Disappointingly, of those detainees interviewed by police only 4.2% were provided with an Appropriate Adult and this figure is almost identical to the 4.3% reported over 20 years previously in the Royal Commission study . This shows that the current risk assessment practices are failing and/or are not influencing the behavior of the police in terms of required provision of Appropriate Adults. Some of the risk assessment indicators, such as serious reading and writing problems, should have alerted the police and the HCP staff to the need for an Appropriate Adult. This suggests that the HCP staff employed at the police station do not focus sufficiently on psychological or mental health symptoms, including those associated with ADHD and ID. These individuals require an Appropriate Adult during police interviews and other formal procedures (for example, reading and signing documents), which they do not receive. This practice needs to change.
The findings should be considered in light of some particular strengths and limitations of the study. Although only representing one large Metropolitan Police station, the findings are likely to generalize to other police stations , but some regional variations may exist for the custodial and interview process . The study also has merit in the large sample of detainees who participated, and our power calculations indicated that the study was well-powered to screen for ID but marginally underpowered to screen for ADHD. Nevertheless, this is the first study of ADHD prevalence and associated behavior in police custody that has included a full clinical diagnostic methodology to estimate ADHD prevalence. The researchers were not qualified healthcare practitioners in diagnosing ADHD. However, they were trained to a level of good reliability by qualified clinical practitioners with expertise in the assessment of ADHD in adulthood and using the DIVA semi-structured interview.

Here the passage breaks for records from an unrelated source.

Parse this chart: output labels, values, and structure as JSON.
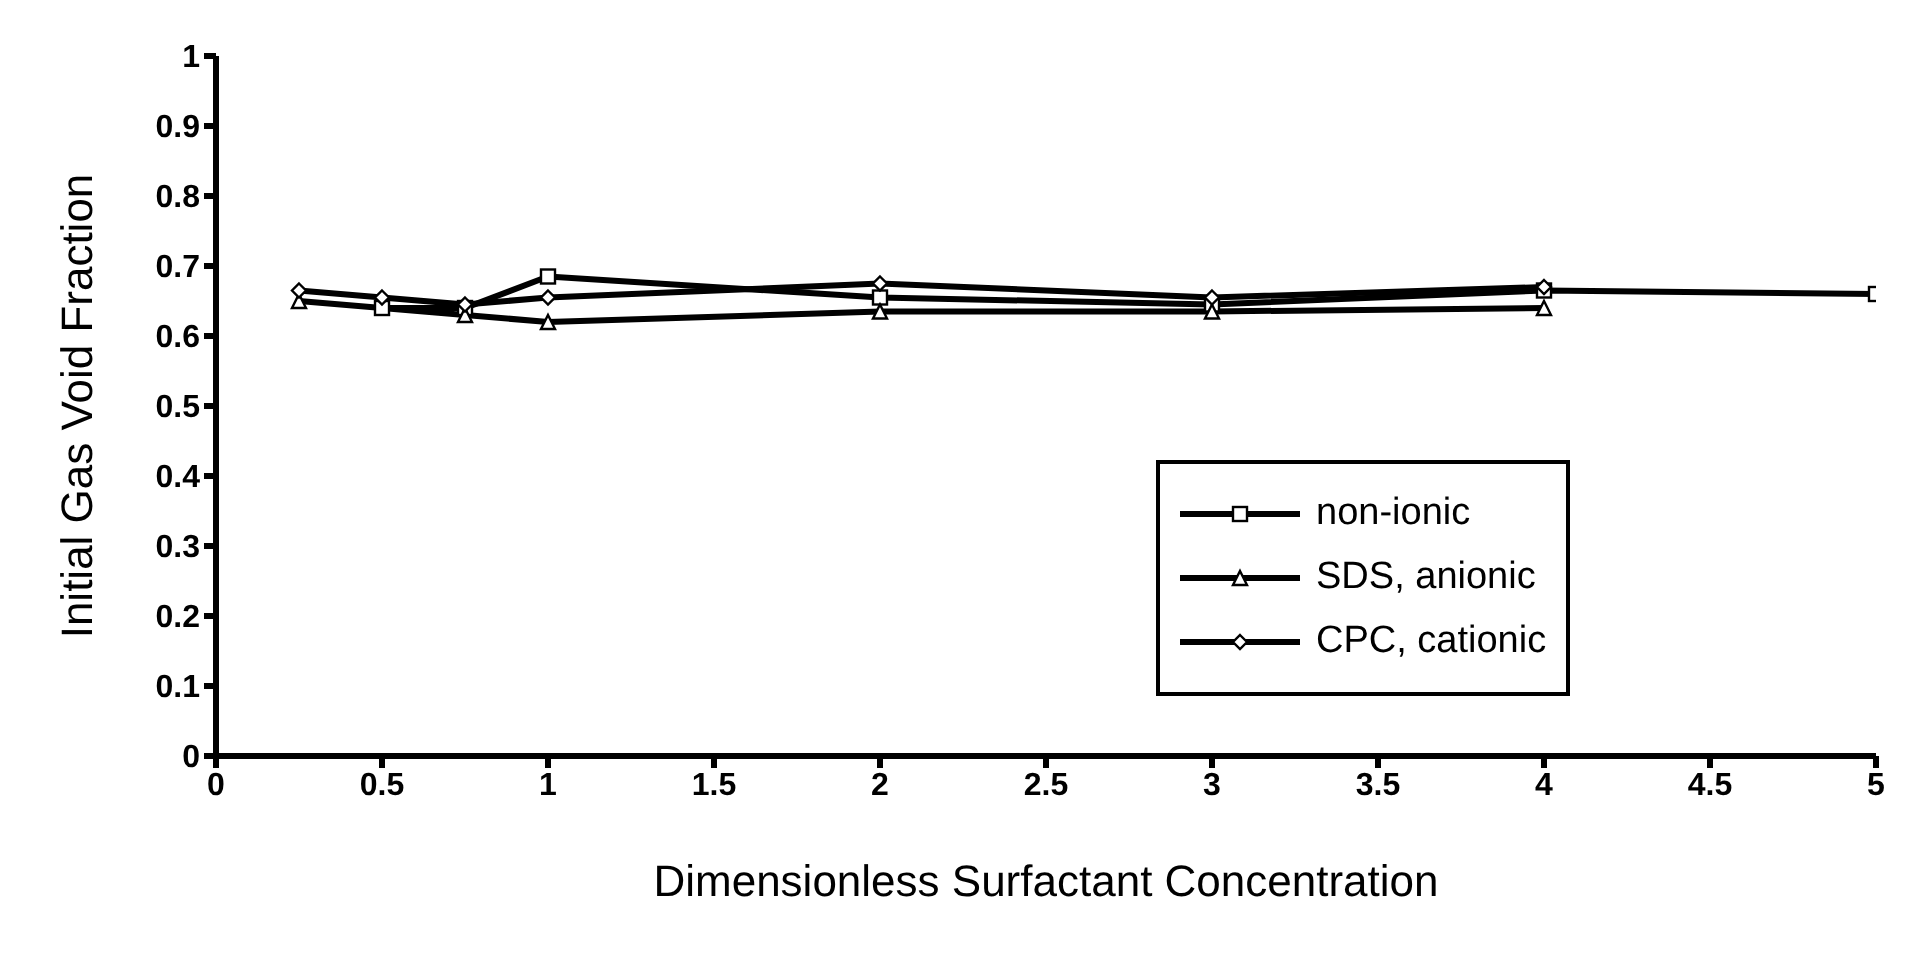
{
  "chart_data": {
    "type": "line",
    "xlabel": "Dimensionless Surfactant Concentration",
    "ylabel": "Initial Gas Void Fraction",
    "xlim": [
      0,
      5
    ],
    "xticks": [
      0,
      0.5,
      1,
      1.5,
      2,
      2.5,
      3,
      3.5,
      4,
      4.5,
      5
    ],
    "ylim": [
      0,
      1
    ],
    "yticks": [
      0,
      0.1,
      0.2,
      0.3,
      0.4,
      0.5,
      0.6,
      0.7,
      0.8,
      0.9,
      1
    ],
    "grid": false,
    "legend": "bottom right",
    "line_style": "solid",
    "series": [
      {
        "name": "non-ionic",
        "color": "#000000",
        "marker": "square",
        "x": [
          0.5,
          0.75,
          1,
          2,
          3,
          4,
          5
        ],
        "values": [
          0.64,
          0.64,
          0.685,
          0.655,
          0.645,
          0.665,
          0.66
        ]
      },
      {
        "name": "SDS, anionic",
        "color": "#000000",
        "marker": "triangle",
        "x": [
          0.25,
          0.75,
          1,
          2,
          3,
          4
        ],
        "values": [
          0.65,
          0.63,
          0.62,
          0.635,
          0.635,
          0.64
        ]
      },
      {
        "name": "CPC, cationic",
        "color": "#000000",
        "marker": "diamond",
        "x": [
          0.25,
          0.5,
          0.75,
          1,
          2,
          3,
          4
        ],
        "values": [
          0.665,
          0.655,
          0.645,
          0.655,
          0.675,
          0.655,
          0.67
        ]
      }
    ]
  }
}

Other than the prevalence data for ADHD using a clinical diagnostic methodology, all other analyses were conducted based on a sample obtained from screening rates of ADHD, CD and ID. Hence, diagnostic rates cannot be estimated for CD and ID as the number of false positive and false negative identifications are unknown. In clinical practice, for example, a diagnosis of ID would require assessment of both cognitive and adaptive functioning, and an assessment of childhood onset. Secondly, the screening and diagnostic data were based on self-reported information. This was a necessary methodological limitation as the high turnover of detainees in the custody suite and the short periods of time they generally spend in custody limited the opportunity for obtaining supplementary informant information. Nevertheless, adults with ADHD have been found to be reliable in reporting attention problems . There was also no detailed clinical interview of current symptoms relevant to mental illness, such as depression. Gudjonsson et al.  found that agitation and depressive symptoms were commonly found in a police station sample. Furthermore, anxiety and depression among suspects detained for interviews have been associated with the reporting of false confessions .
Finally, the focus of the current study has been on identifying vulnerabilities considered relevant to police custody procedures in relation to safeguards and reliability of police interviews. However, a further benefit of thorough screening procedures would be to signpost individuals who may require more detailed assessments for support within designated external services.